OlympianHiawatha, thank you - in time, I may post a trip report re the occasional Australian train, but much of the time my focus is on overseas travel.

maxbuskirk, could not agree more about the PPC. I suspect mine was the only one of the 'Coast Starlight' sets not to have one in its consist. The sightseer lounge is pleasant, but not special.

Apologies, yes, #14 is due at Portland at 1532 as you suggest.

As an aside, an Australian flowering gum (eucalypt) is not a 'flower' - it is a medium sized tree whose nectar-filled flowers can range from white to red to crimson to orange - they are beautiful, but do not really belong in California. It's a shame that foreign plants and trees were introduced, mostly in the case of the Australian ones by some well meaning botanists in the 1930s I gather.

And yes, the 'sitters' or 'sitting cars' are what (only) the USA calls 'coach.' In my country we would also call them economy class cars. They do however offer excellent legroom in the USA: only a small number of trains in my country have had similar legroom, and these have been passenger cars modelled on American designs.

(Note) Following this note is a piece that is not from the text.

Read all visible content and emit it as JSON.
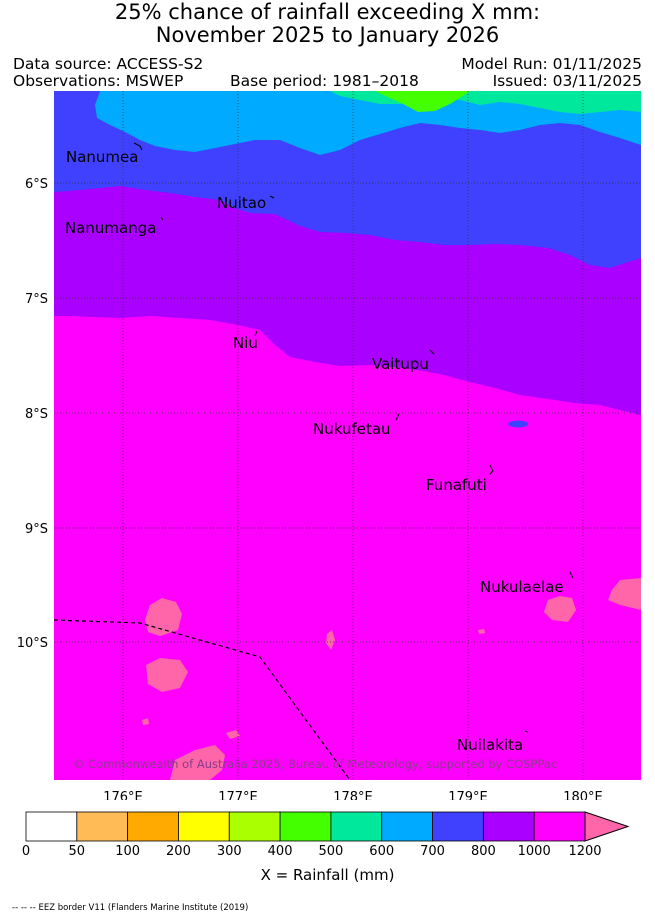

I was expecting the steak in the diner on Amtrak to be tough and rather poor but was pleasantly surprised to find my assumption was completely incorrect, so well done (excuse the poor pun).


----------



## TinCan782 (Oct 8, 2016)

Nice report. Did the same trip on Oct 5-6 LAX to PDX in the 1430 sleeper, bedroom "D". One zone AGR redemption. We had the PPC and a pretty good run arriving in PDX 20 minutes early.


----------



## zephyr17 (Oct 11, 2016)

The PPCs are often MIA, it isn't unusual to have one subbed out. You think the rest of the train is old? The PPCs date from 1956, and are often out of service for one reason or another. I don't expect to see them around too many more years.


----------